Toohey sets up altruism as the greatest ideal; once men inevitably fail to live up to it personally, he then offers them the chance to make amends by living up to it vicariously, by turning power over to someone who clearly has no interest in money – him.

This is straight out of Lavan’s playbook. Lavan uses Yaakov’s guilt over the moral complications concerning the birthright to manipulate him into increasingly unfavorable deals, which he has no intention of keeping to in any case. In each instance, when Yaakov tries to enforce the terms of the agreement, Lavan argues that it’s unfair, or that that’s not how things are done there, or that Yitzchak would never have done that.

Toohey deligitimizes greatness, even the idea of greatness, by elevating mediocrity. Yes, it’s handicapping people for the sake of control.  It’s also a direct parallel of the rhetoric Korach uses to undermine Moshe. What’s special about this blue thread, when I can make a whole garment of them? What’s special about washing this way, when I’ve just taken a whole bath? What’s special about this scroll on my doorway, when I’ve a whole library of sefarim? In Rand’s world is actual achievement and originality that suffers. In the Torah, it’s holiness.

Finally, Toohey recognizes the destructive power of laughter. The ancient Greeks understood it. Umberto Eco’s monks killed over it. And Rabbi Hayim Luzatto in Mesillat Yasharim (The Path of the Righteous) makes exactly the same point – that laughter and ridicule obliterate reverence. (The Rabbis keep this power under wraps by giving it free rein for one day each year, on Purim.) Both ridicule and mediocity serve to eliminate rivals for people’s admiration and models for their aspiration.

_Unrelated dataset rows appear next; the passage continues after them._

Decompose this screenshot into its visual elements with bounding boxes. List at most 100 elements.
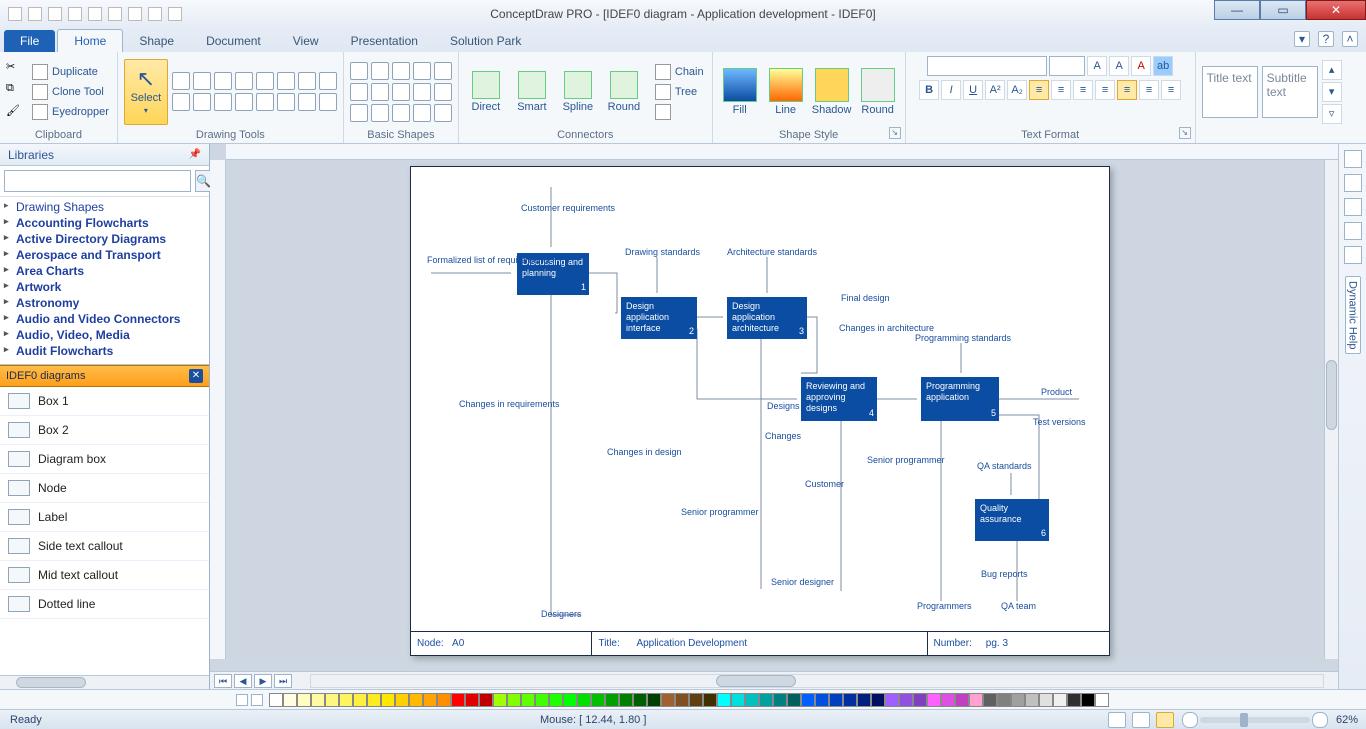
- fit-page-icon[interactable]: [1156, 712, 1174, 728]
- color-swatch[interactable]: [773, 693, 787, 707]
- category-item[interactable]: Aerospace and Transport: [0, 247, 209, 263]
- canvas-hscrollbar[interactable]: [310, 674, 1324, 688]
- hand-tool-icon[interactable]: [1108, 712, 1126, 728]
- superscript-button[interactable]: A²: [985, 80, 1005, 100]
- color-swatch[interactable]: [283, 693, 297, 707]
- pin-icon[interactable]: 📌: [189, 149, 201, 160]
- subscript-button[interactable]: A₂: [1007, 80, 1027, 100]
- color-swatch[interactable]: [899, 693, 913, 707]
- eyedropper-button[interactable]: Eyedropper: [30, 103, 111, 121]
- align-justify-button[interactable]: ≡: [1095, 80, 1115, 100]
- shape-icon[interactable]: [392, 104, 410, 122]
- color-swatch[interactable]: [983, 693, 997, 707]
- align-left-button[interactable]: ≡: [1029, 80, 1049, 100]
- library-category-list[interactable]: Drawing Shapes Accounting Flowcharts Act…: [0, 197, 209, 365]
- category-item[interactable]: Audio and Video Connectors: [0, 311, 209, 327]
- shape-icon[interactable]: [392, 83, 410, 101]
- tool-icon[interactable]: [319, 72, 337, 90]
- color-swatch[interactable]: [577, 693, 591, 707]
- align-right-button[interactable]: ≡: [1073, 80, 1093, 100]
- color-swatch[interactable]: [997, 693, 1011, 707]
- color-swatch[interactable]: [479, 693, 493, 707]
- color-swatch[interactable]: [1011, 693, 1025, 707]
- color-swatch[interactable]: [395, 693, 409, 707]
- align-center-button[interactable]: ≡: [1051, 80, 1071, 100]
- shape-item[interactable]: Label: [0, 503, 209, 532]
- tab-solution-park[interactable]: Solution Park: [434, 30, 537, 52]
- color-swatch[interactable]: [703, 693, 717, 707]
- tool-icon[interactable]: [298, 93, 316, 111]
- cut-icon[interactable]: ✂: [6, 60, 26, 80]
- minimize-button[interactable]: —: [1214, 0, 1260, 20]
- tool-icon[interactable]: [214, 72, 232, 90]
- italic-button[interactable]: I: [941, 80, 961, 100]
- select-button[interactable]: ↖Select▾: [124, 59, 168, 125]
- qat-icon[interactable]: [48, 7, 62, 21]
- sidestrip-icon[interactable]: [1344, 198, 1362, 216]
- valign-bot-button[interactable]: ≡: [1161, 80, 1181, 100]
- tool-icon[interactable]: [214, 93, 232, 111]
- color-swatch[interactable]: [927, 693, 941, 707]
- tab-file[interactable]: File: [4, 30, 55, 52]
- color-swatch[interactable]: [563, 693, 577, 707]
- color-swatch[interactable]: [675, 693, 689, 707]
- color-swatch[interactable]: [717, 693, 731, 707]
- color-swatch[interactable]: [871, 693, 885, 707]
- qat-icon[interactable]: [8, 7, 22, 21]
- tool-icon[interactable]: [256, 93, 274, 111]
- shape-icon[interactable]: [413, 62, 431, 80]
- color-swatch[interactable]: [353, 693, 367, 707]
- subtitle-text-box[interactable]: Subtitle text: [1262, 66, 1318, 118]
- tool-icon[interactable]: [172, 93, 190, 111]
- shape-icon[interactable]: [434, 83, 452, 101]
- shape-icon[interactable]: [350, 104, 368, 122]
- valign-mid-button[interactable]: ≡: [1139, 80, 1159, 100]
- color-swatch[interactable]: [829, 693, 843, 707]
- title-text-box[interactable]: Title text: [1202, 66, 1258, 118]
- shape-icon[interactable]: [371, 83, 389, 101]
- color-swatch[interactable]: [857, 693, 871, 707]
- shape-icon[interactable]: [392, 62, 410, 80]
- font-color-button[interactable]: A: [1131, 56, 1151, 76]
- color-swatch[interactable]: [381, 693, 395, 707]
- color-swatch[interactable]: [325, 693, 339, 707]
- color-swatch[interactable]: [269, 693, 283, 707]
- color-swatch[interactable]: [941, 693, 955, 707]
- color-swatch[interactable]: [1039, 693, 1053, 707]
- fill-button[interactable]: Fill: [719, 68, 761, 116]
- clone-tool-button[interactable]: Clone Tool: [30, 83, 111, 101]
- chain-button[interactable]: Chain: [653, 63, 706, 81]
- bold-button[interactable]: B: [919, 80, 939, 100]
- shape-item[interactable]: Dotted line: [0, 590, 209, 619]
- tree-button[interactable]: Tree: [653, 83, 706, 101]
- text-format-launcher[interactable]: ↘: [1179, 127, 1191, 139]
- color-swatch[interactable]: [451, 693, 465, 707]
- tab-view[interactable]: View: [277, 30, 335, 52]
- category-item[interactable]: Artwork: [0, 279, 209, 295]
- color-swatch[interactable]: [1053, 693, 1067, 707]
- shape-icon[interactable]: [350, 62, 368, 80]
- color-swatch[interactable]: [955, 693, 969, 707]
- qat-icon[interactable]: [108, 7, 122, 21]
- color-swatch[interactable]: [787, 693, 801, 707]
- tool-icon[interactable]: [319, 93, 337, 111]
- diagram-node[interactable]: Reviewing and approving designs4: [801, 377, 877, 421]
- color-swatch[interactable]: [1025, 693, 1039, 707]
- shadow-button[interactable]: Shadow: [811, 68, 853, 116]
- smart-button[interactable]: Smart: [511, 71, 553, 113]
- paste-icon[interactable]: 🖌: [6, 104, 26, 124]
- shape-list[interactable]: Box 1Box 2Diagram boxNodeLabelSide text …: [0, 387, 209, 675]
- category-item[interactable]: Drawing Shapes: [0, 199, 209, 215]
- tool-icon[interactable]: [277, 72, 295, 90]
- color-swatch[interactable]: [535, 693, 549, 707]
- help-icon[interactable]: ?: [1318, 31, 1334, 47]
- tab-nav-last[interactable]: ⏭: [274, 674, 292, 688]
- shape-icon[interactable]: [434, 104, 452, 122]
- maximize-button[interactable]: ▭: [1260, 0, 1306, 20]
- tool-icon[interactable]: [172, 72, 190, 90]
- color-swatch[interactable]: [521, 693, 535, 707]
- shape-icon[interactable]: [413, 83, 431, 101]
- page[interactable]: Discussing and planning1Design applicati…: [410, 166, 1110, 656]
- shape-section-header[interactable]: IDEF0 diagrams ✕: [0, 365, 209, 387]
- tool-icon[interactable]: [235, 93, 253, 111]
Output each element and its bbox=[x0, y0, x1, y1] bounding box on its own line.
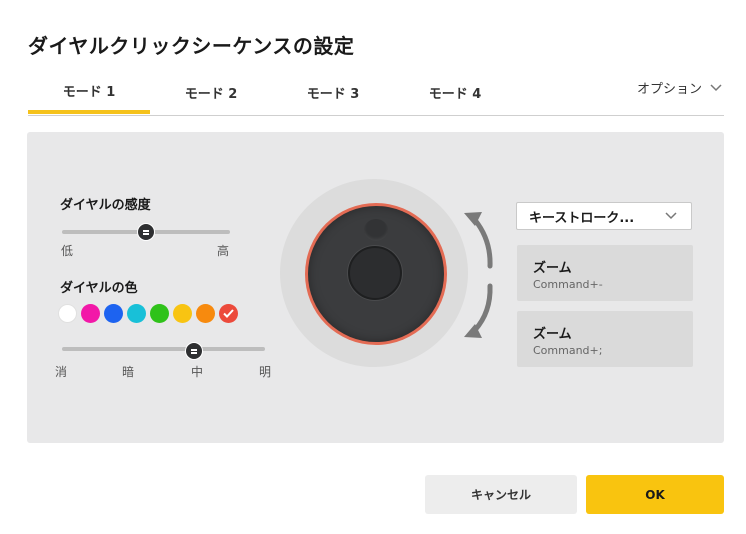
tab-mode-3[interactable]: モード 3 bbox=[272, 70, 394, 114]
options-label: オプション bbox=[636, 82, 702, 97]
rotation-arrows-icon bbox=[456, 208, 500, 346]
color-swatch[interactable] bbox=[58, 304, 77, 323]
tab-mode-2[interactable]: モード 2 bbox=[150, 70, 272, 114]
brightness-slider-thumb[interactable] bbox=[184, 342, 203, 360]
tab-mode-4[interactable]: モード 4 bbox=[394, 70, 516, 114]
color-swatch[interactable] bbox=[219, 304, 238, 323]
options-dropdown[interactable]: オプション bbox=[637, 78, 722, 97]
color-swatch[interactable] bbox=[127, 304, 146, 323]
color-swatch[interactable] bbox=[81, 304, 100, 323]
color-swatches bbox=[58, 304, 238, 323]
sensitivity-label: ダイヤルの感度 bbox=[60, 198, 151, 213]
action-title: ズーム bbox=[533, 261, 572, 276]
ok-button[interactable]: OK bbox=[586, 475, 724, 514]
chevron-down-icon bbox=[665, 209, 677, 224]
sensitivity-max-label: 高 bbox=[217, 244, 230, 258]
color-swatch[interactable] bbox=[150, 304, 169, 323]
color-swatch[interactable] bbox=[173, 304, 192, 323]
dial-color-label: ダイヤルの色 bbox=[60, 281, 138, 296]
brightness-label-bright: 明 bbox=[259, 365, 272, 379]
chevron-down-icon bbox=[710, 83, 722, 92]
sensitivity-min-label: 低 bbox=[61, 244, 74, 258]
check-icon bbox=[223, 309, 234, 318]
dialog-title: ダイヤルクリックシーケンスの設定 bbox=[28, 34, 355, 58]
action-card-counterclockwise[interactable]: ズーム Command+- bbox=[517, 245, 693, 301]
dial-indicator bbox=[364, 219, 388, 241]
mode-tabs: モード 1 モード 2 モード 3 モード 4 bbox=[28, 70, 724, 116]
action-card-clockwise[interactable]: ズーム Command+; bbox=[517, 311, 693, 367]
brightness-slider-track[interactable] bbox=[62, 347, 265, 351]
tabs-divider bbox=[28, 115, 724, 116]
action-type-value: キーストローク... bbox=[529, 210, 635, 226]
sensitivity-slider-thumb[interactable] bbox=[137, 223, 155, 241]
dial-center-button bbox=[348, 246, 402, 300]
action-title: ズーム bbox=[533, 327, 572, 342]
brightness-label-off: 消 bbox=[55, 365, 68, 379]
color-swatch[interactable] bbox=[196, 304, 215, 323]
action-shortcut: Command+; bbox=[533, 344, 603, 357]
brightness-label-medium: 中 bbox=[191, 365, 204, 379]
cancel-button[interactable]: キャンセル bbox=[425, 475, 577, 514]
action-shortcut: Command+- bbox=[533, 278, 603, 291]
action-type-dropdown[interactable]: キーストローク... bbox=[516, 202, 692, 230]
tab-mode-1[interactable]: モード 1 bbox=[28, 70, 150, 114]
brightness-label-dark: 暗 bbox=[122, 365, 135, 379]
color-swatch[interactable] bbox=[104, 304, 123, 323]
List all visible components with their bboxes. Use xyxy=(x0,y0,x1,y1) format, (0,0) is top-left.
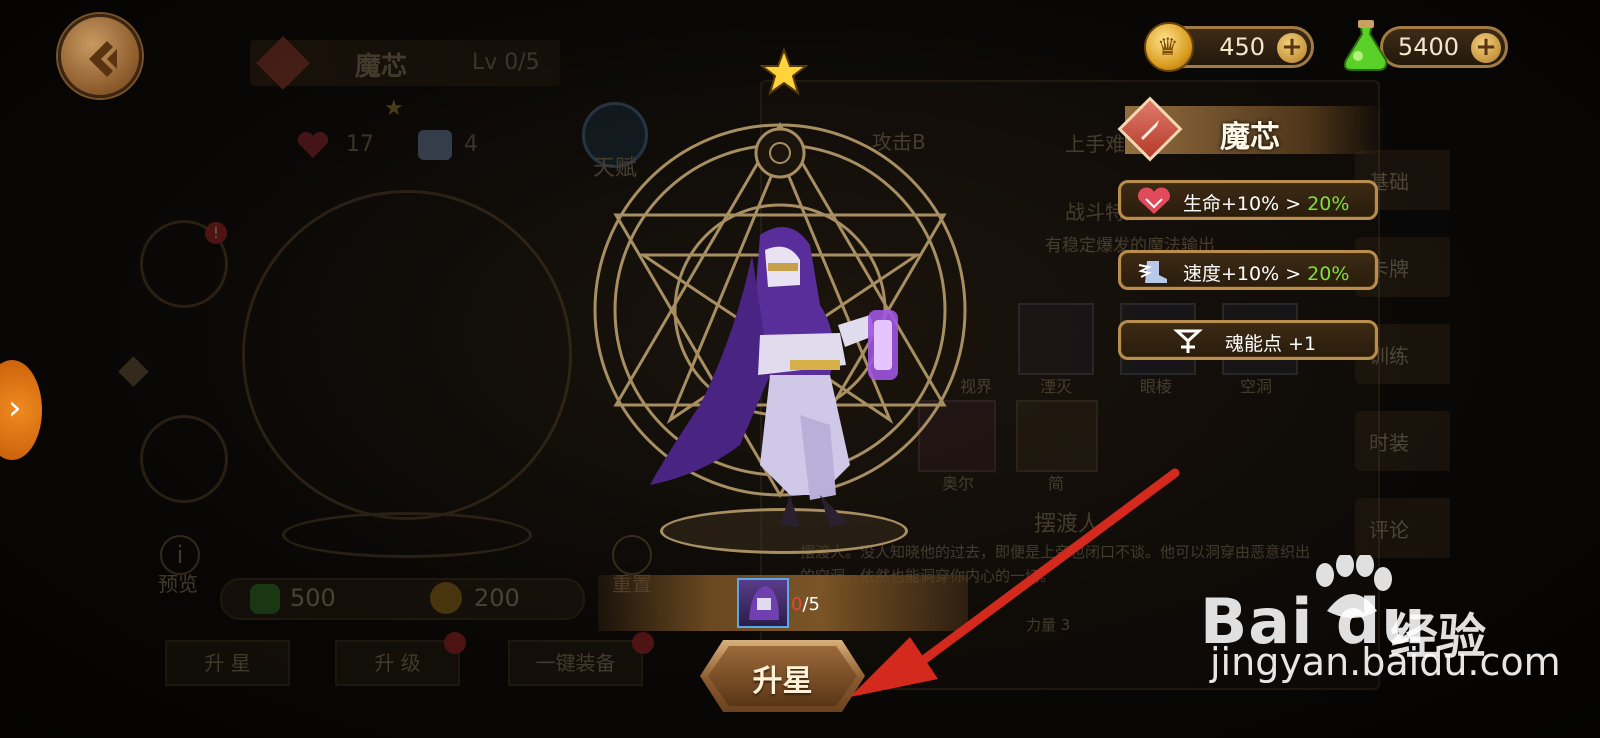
left-arrow-icon[interactable]: ◆ xyxy=(118,346,149,392)
potion-cost-value: 500 xyxy=(290,584,336,612)
gold-value: 450 xyxy=(1219,33,1265,61)
preview-label[interactable]: 预览 xyxy=(158,568,198,597)
pedestal xyxy=(282,512,532,558)
shard-total: /5 xyxy=(802,594,820,615)
alert-badge: ! xyxy=(205,222,227,244)
hero-shard-icon xyxy=(737,578,789,628)
bonus-speed: 速度+10% > 20% xyxy=(1118,250,1378,290)
small-star-icon: ★ xyxy=(384,96,404,121)
bonus-hp-value: 20% xyxy=(1307,193,1350,215)
popup-title: 魔芯 xyxy=(1220,120,1280,155)
annotation-arrow xyxy=(850,468,1180,697)
bonus-speed-label: 速度+10% > xyxy=(1183,263,1308,285)
add-potion-button[interactable]: + xyxy=(1471,33,1501,63)
hp-stat-value: 17 xyxy=(346,132,374,157)
winged-boot-icon xyxy=(1138,261,1167,283)
gold-cost-icon xyxy=(430,582,462,614)
gold-coin-icon: ♛ xyxy=(1144,22,1194,72)
class-diamond-icon xyxy=(256,36,310,90)
bonus-speed-value: 20% xyxy=(1307,263,1350,285)
potion-counter: 5400 + xyxy=(1380,26,1508,68)
alert-badge xyxy=(444,632,466,654)
bonus-speed-text: 速度+10% > 20% xyxy=(1183,259,1349,286)
bonus-hp: 生命+10% > 20% xyxy=(1118,180,1378,220)
potion-cost-icon xyxy=(250,584,280,614)
watermark-url: jingyan.baidu.com xyxy=(1210,640,1561,684)
hp-heart-icon xyxy=(297,131,329,158)
speed-stat-value: 4 xyxy=(464,132,478,157)
add-gold-button[interactable]: + xyxy=(1277,33,1307,63)
hero-level: Lv 0/5 xyxy=(472,50,540,75)
back-button[interactable] xyxy=(58,14,142,98)
tab-level-up[interactable]: 升 级 xyxy=(335,640,460,686)
bonus-soul: 魂能点 +1 xyxy=(1118,320,1378,360)
potion-value: 5400 xyxy=(1397,33,1459,61)
star-icon xyxy=(760,48,808,96)
green-potion-icon xyxy=(1343,20,1388,71)
heart-icon xyxy=(1138,187,1170,214)
shard-count: 0/5 xyxy=(791,594,820,615)
tab-star-up[interactable]: 升 星 xyxy=(165,640,290,686)
soul-rune-icon xyxy=(1173,329,1203,353)
shard-current: 0 xyxy=(791,594,803,615)
alert-badge xyxy=(632,632,654,654)
hero-title-bar: 魔芯 Lv 0/5 xyxy=(250,36,560,90)
sword-icon xyxy=(1141,120,1159,140)
equip-slot[interactable] xyxy=(140,415,228,503)
bonus-soul-text: 魂能点 +1 xyxy=(1225,333,1317,355)
bonus-hp-label: 生命+10% > xyxy=(1183,193,1308,215)
equip-circle xyxy=(242,190,572,520)
tab-auto-equip[interactable]: 一键装备 xyxy=(508,640,643,686)
speed-boot-icon xyxy=(418,130,452,160)
hero-name: 魔芯 xyxy=(355,52,408,82)
bonus-hp-text: 生命+10% > 20% xyxy=(1183,189,1349,216)
popup-title-banner: 魔芯 xyxy=(1117,96,1385,162)
chevron-right-icon: › xyxy=(8,388,22,428)
gold-cost-value: 200 xyxy=(474,584,520,612)
back-arrow-icon xyxy=(89,41,117,77)
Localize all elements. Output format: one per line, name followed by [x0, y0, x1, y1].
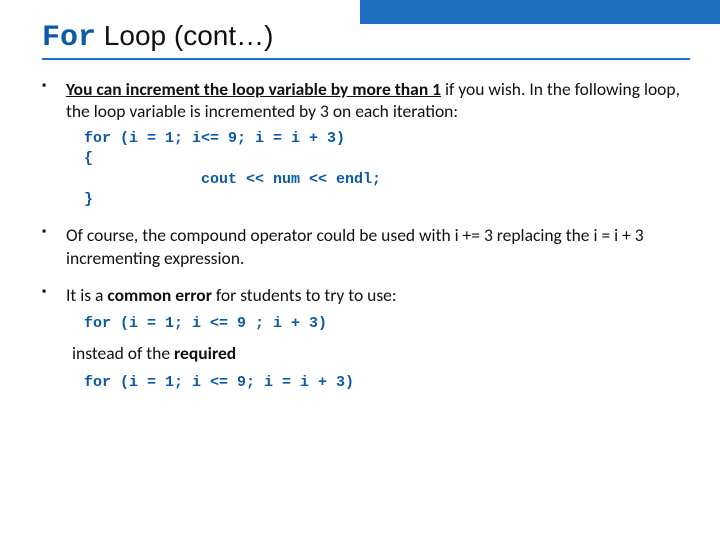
bullet-item-2: Of course, the compound operator could b…	[42, 224, 690, 270]
b1-code-l3: cout << num << endl;	[84, 171, 381, 188]
b3-code2b: i = i + 3)	[264, 374, 354, 391]
b3-mid-text: instead of the	[72, 342, 174, 364]
bullet-list: You can increment the loop variable by m…	[42, 78, 690, 393]
b3-prefix: It is a	[66, 284, 107, 306]
title-rest: Loop (cont…)	[96, 20, 273, 51]
header-accent-bar	[360, 0, 720, 24]
b1-code-l1b: i = i + 3)	[255, 130, 345, 147]
title-keyword: For	[42, 21, 96, 55]
slide-title: For Loop (cont…)	[42, 20, 690, 60]
b1-text: You can increment the loop variable by m…	[66, 78, 680, 123]
b1-bold: You can increment the loop variable by m…	[66, 78, 441, 100]
b1-code: for (i = 1; i<= 9; i = i + 3) { cout << …	[84, 129, 690, 210]
b1-code-l4: }	[84, 191, 93, 208]
b3-bold: common error	[107, 284, 212, 306]
slide-content: For Loop (cont…) You can increment the l…	[0, 0, 720, 426]
b1-code-l2: {	[84, 150, 93, 167]
b3-code2a: for (i = 1; i <= 9;	[84, 374, 264, 391]
b3-mid-bold: required	[174, 342, 236, 364]
bullet-item-3: It is a common error for students to try…	[42, 284, 690, 393]
b1-code-l1a: for (i = 1; i<= 9;	[84, 130, 255, 147]
b2-text: Of course, the compound operator could b…	[66, 224, 644, 269]
b3-mid: instead of the required	[72, 342, 690, 365]
bullet-item-1: You can increment the loop variable by m…	[42, 78, 690, 211]
b3-line1: It is a common error for students to try…	[66, 284, 397, 306]
b3-code2: for (i = 1; i <= 9; i = i + 3)	[84, 373, 690, 393]
b3-code1: for (i = 1; i <= 9 ; i + 3)	[84, 314, 690, 334]
b3-suffix: for students to try to use:	[212, 284, 397, 306]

All this said, one has to understand Ran’s limitations. As Whittaker Chambers noted in his devastating National Review critique, a purely materialist philosophy is by definition incomplete. Rand’s philosophy may suffice for Rav Soloveitchik’s Adam I – Dignified Man – but only Torah is broad enough to satisfy Adam II – Man who hungers for a faith community.

Still, that Rand mistakenly considered her philosophy to be complete doesn’t mean that we have to evaluate it on that basis. We can stipulate that it’s incomplete, evaluate it on the basis of where it actually applies, and recognize that some of its most liberating aspects are both rooted in and consonant with Torah ideals.